By Vien Thong, Dat Nguyen    June 3, 2019 | 11:46 am GMT+7
Tiki sees music video as route to e-commerce dominance
Two Vietnamese men open Tiki packages in a music video sponsored by Tiki. Screenshot taken from Bac Phan MV on Youtube.

Tiki, which is locked in a fierce battle with other e-commerce giants, is looking at a new strategy to attract more customers: music videos.

A number of recent music videos on Vietnam’s Youtube Trending was sponsored by Tiki. They all feature the company’s logo and a Tiki staff delivering a package to customers. The number of views for the videos range from four million to 100 million as of the time of writing.

Tiki, the second largest e-commerce site in Vietnam in terms of number of monthly web visits, said the videos are part of 100 music projects it plans to invest in.

Many Vietnamese companies have started to use music videos to reach the country’s young and tech-savvy population. Footwear brand Biti’s is considered one of the most successful so far with this strategy. Its Lac Troi (Afloat), performed by pop sensation Son Tung M-TP in 2016, has got over 200 million views.

Vietnam is among the five biggest global markets for YouTube, which in turn is the second most accessed site in the country with a user ratio of 59 percent, behind Facebook at 61 percent, according to a 2018 report by We Are Social.

Most major e-commerce players in Vietnam like Shopee and Lazada are pouring big bucks into promotions to retain regular customers.

Tiki is also offering discounts, but it wants more. Tran Ngoc Thai Son, founder and chairman of Tiki, said promotions alone are not enough since they mostly focus on existing users while music videos reach out to new ones.

But music videos do not come cheap.

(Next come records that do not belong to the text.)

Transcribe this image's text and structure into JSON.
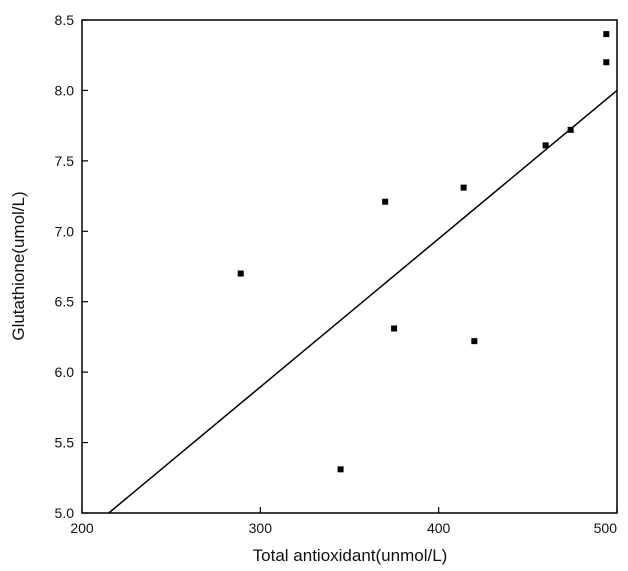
{
  "chart_data": {
    "type": "scatter",
    "xlabel": "Total antioxidant(unmol/L)",
    "ylabel": "Glutathione(umol/L)",
    "xlim": [
      200,
      500
    ],
    "ylim": [
      5.0,
      8.5
    ],
    "x_ticks": [
      200,
      300,
      400,
      500
    ],
    "y_ticks": [
      5.0,
      5.5,
      6.0,
      6.5,
      7.0,
      7.5,
      8.0,
      8.5
    ],
    "x_tick_labels": [
      "200",
      "300",
      "400",
      "500"
    ],
    "y_tick_labels": [
      "5.0",
      "5.5",
      "6.0",
      "6.5",
      "7.0",
      "7.5",
      "8.0",
      "8.5"
    ],
    "grid": false,
    "points": [
      {
        "x": 289,
        "y": 6.7
      },
      {
        "x": 345,
        "y": 5.31
      },
      {
        "x": 370,
        "y": 7.21
      },
      {
        "x": 375,
        "y": 6.31
      },
      {
        "x": 414,
        "y": 7.31
      },
      {
        "x": 420,
        "y": 6.22
      },
      {
        "x": 460,
        "y": 7.61
      },
      {
        "x": 474,
        "y": 7.72
      },
      {
        "x": 494,
        "y": 8.2
      },
      {
        "x": 494,
        "y": 8.4
      }
    ],
    "fit_line": {
      "x": [
        215,
        500
      ],
      "y": [
        4.97,
        8.0
      ]
    },
    "colors": {
      "points": "#000000",
      "line": "#000000",
      "axes": "#000000"
    }
  }
}
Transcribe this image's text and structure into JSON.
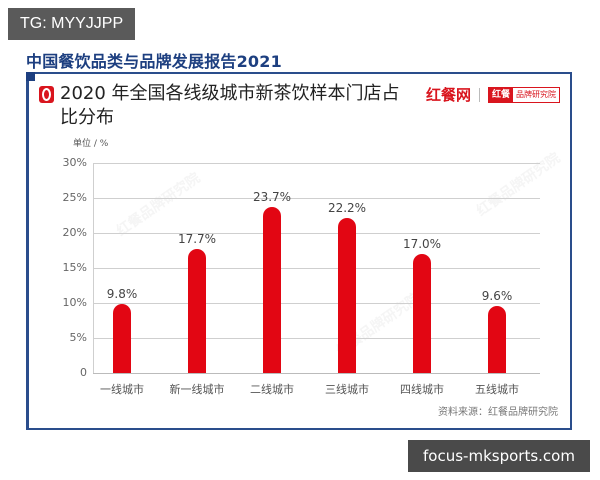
{
  "overlay": {
    "tg_tag": "TG: MYYJJPP",
    "site_tag": "focus-mksports.com"
  },
  "report": {
    "title": "中国餐饮品类与品牌发展报告2021"
  },
  "brand": {
    "main": "红餐网",
    "box_red": "红餐",
    "box_text": "品牌研究院"
  },
  "chart": {
    "title": "2020 年全国各线级城市新茶饮样本门店占比分布",
    "unit": "单位 / %",
    "source": "资料来源：红餐品牌研究院",
    "yticks": [
      "0",
      "5%",
      "10%",
      "15%",
      "20%",
      "25%",
      "30%"
    ],
    "bar_labels": [
      "9.8%",
      "17.7%",
      "23.7%",
      "22.2%",
      "17.0%",
      "9.6%"
    ],
    "categories": [
      "一线城市",
      "新一线城市",
      "二线城市",
      "三线城市",
      "四线城市",
      "五线城市"
    ],
    "bar_color": "#e20613"
  },
  "chart_data": {
    "type": "bar",
    "title": "2020 年全国各线级城市新茶饮样本门店占比分布",
    "categories": [
      "一线城市",
      "新一线城市",
      "二线城市",
      "三线城市",
      "四线城市",
      "五线城市"
    ],
    "values": [
      9.8,
      17.7,
      23.7,
      22.2,
      17.0,
      9.6
    ],
    "xlabel": "",
    "ylabel": "单位 / %",
    "ylim": [
      0,
      30
    ],
    "yticks": [
      0,
      5,
      10,
      15,
      20,
      25,
      30
    ],
    "grid": true,
    "legend": null,
    "source": "资料来源：红餐品牌研究院",
    "series_color": "#e20613"
  }
}
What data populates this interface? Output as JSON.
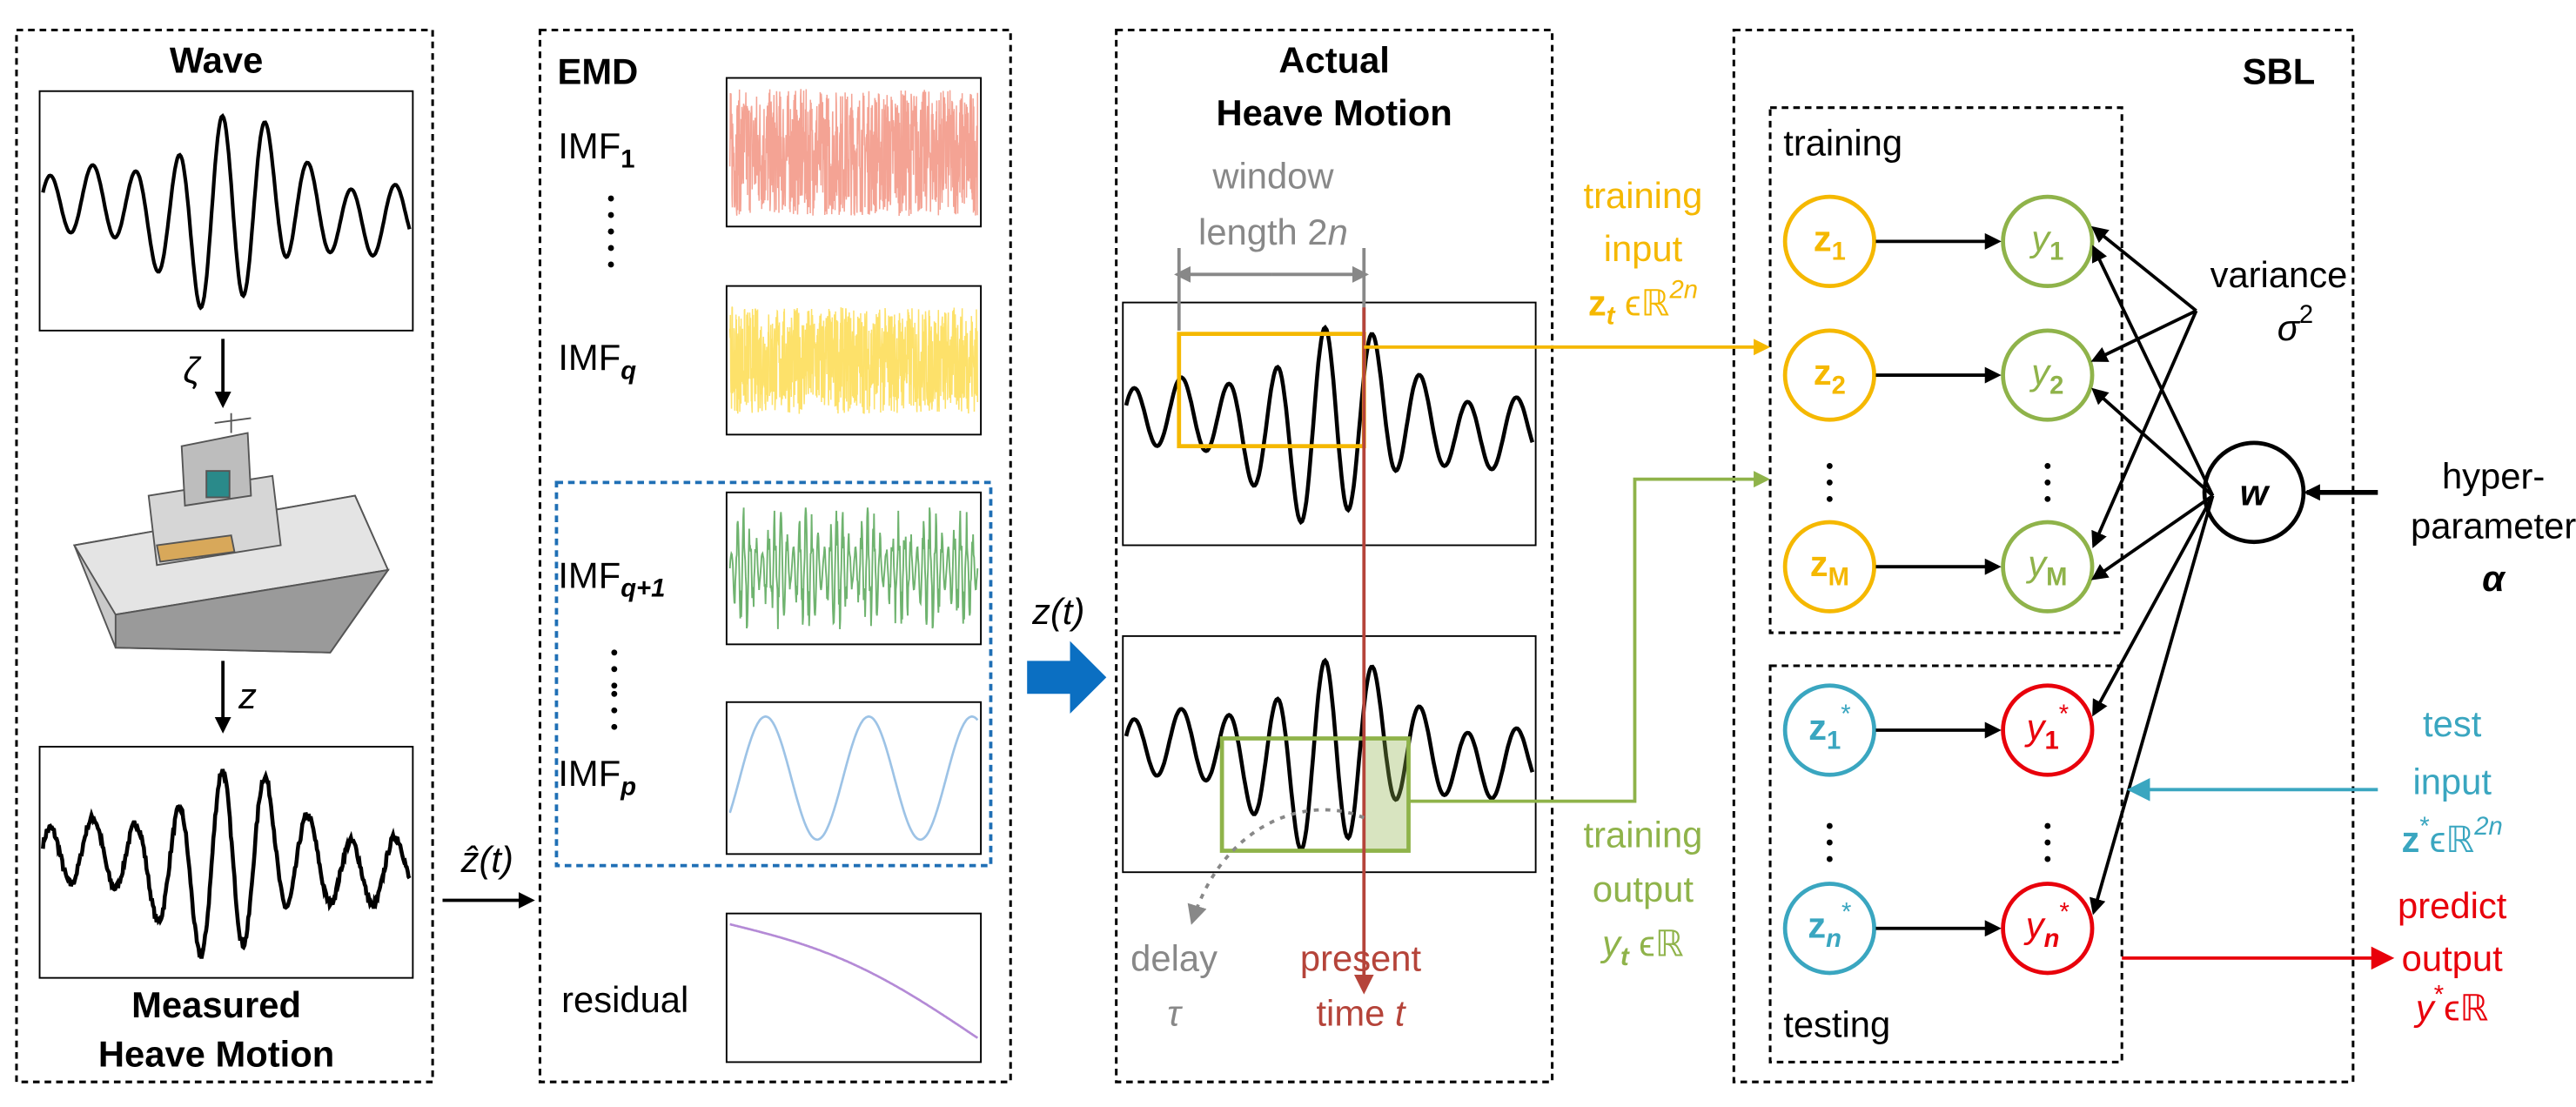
{
  "wave_panel": {
    "title": "Wave",
    "caption": [
      "Measured",
      "Heave Motion"
    ],
    "zeta": "ζ",
    "z": "z"
  },
  "zhat": "ẑ(t)",
  "emd_panel": {
    "title": "EMD",
    "imfs": [
      [
        "IMF",
        "1"
      ],
      [
        "IMF",
        "q"
      ],
      [
        "IMF",
        "q+1"
      ],
      [
        "IMF",
        "p"
      ]
    ],
    "residual": "residual"
  },
  "zt": "z(t)",
  "heave_panel": {
    "title": [
      "Actual",
      "Heave Motion"
    ],
    "window": [
      "window",
      "length 2",
      "n"
    ],
    "delay": [
      "delay",
      "τ"
    ],
    "present": [
      "present",
      "time ",
      "t"
    ]
  },
  "training_input": {
    "lines": [
      "training",
      "input"
    ],
    "symbol": [
      "z",
      "t",
      " ϵℝ",
      "2n"
    ]
  },
  "training_output": {
    "lines": [
      "training",
      "output"
    ],
    "symbol": [
      "y",
      "t",
      " ϵℝ"
    ]
  },
  "sbl_panel": {
    "title": "SBL",
    "training": "training",
    "testing": "testing",
    "train_inputs": [
      [
        "z",
        "1"
      ],
      [
        "z",
        "2"
      ],
      [
        "z",
        "M"
      ]
    ],
    "train_outputs": [
      [
        "y",
        "1"
      ],
      [
        "y",
        "2"
      ],
      [
        "y",
        "M"
      ]
    ],
    "test_inputs": [
      [
        "z",
        "1",
        "*"
      ],
      [
        "z",
        "n",
        "*"
      ]
    ],
    "test_outputs": [
      [
        "y",
        "1",
        "*"
      ],
      [
        "y",
        "n",
        "*"
      ]
    ],
    "weight": "w",
    "variance": [
      "variance",
      "σ",
      "2"
    ],
    "hyper": [
      "hyper-",
      "parameter",
      "α"
    ],
    "test_input": {
      "lines": [
        "test",
        "input"
      ],
      "symbol": [
        "z",
        "*",
        "ϵℝ",
        "2n"
      ]
    },
    "predict": {
      "lines": [
        "predict",
        "output"
      ],
      "symbol": [
        "y",
        "*",
        "ϵℝ"
      ]
    }
  }
}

Independent producer Van Vo said a project could cost VND1-2 billion ($42,900-85,700) in which the sponsor either pays 10 percent to show its logo or funds the whole production.

Tiki’s undisclosed investment in this strategy comes even as it has been suffering losses. Last year Tiki lost VND757 billion ($32.4 million), bringing its aggregate losses since 2010 to VND1.3 trillion ($55.7 million).

But industry insiders said losing money is not unusual for e-commerce firms since it takes time to attract users and consolidate market share.

Although Tiki’s losses continue to rise, it has been able to gain more customers. With 35.7 million web visits as of the first quarter, it now ranks second only behind Shopee, up two places from fourth position a year earlier, according to market research firm iPrice.

The company has been receiving increased investment despite the losses. In January last year Chinese retail giant JD.com Inc invested an unspecified sum in Tiki after announcing it would pump $44 million into the Vietnamese e-commerce company.

Vietnam, with its large population and rapid economic growth, has great potential in e-commerce. The industry has seen robust growth in recent years, with sales rising by 30 percent last year to over $8 billion, according to the Ministry of Industry and Trade.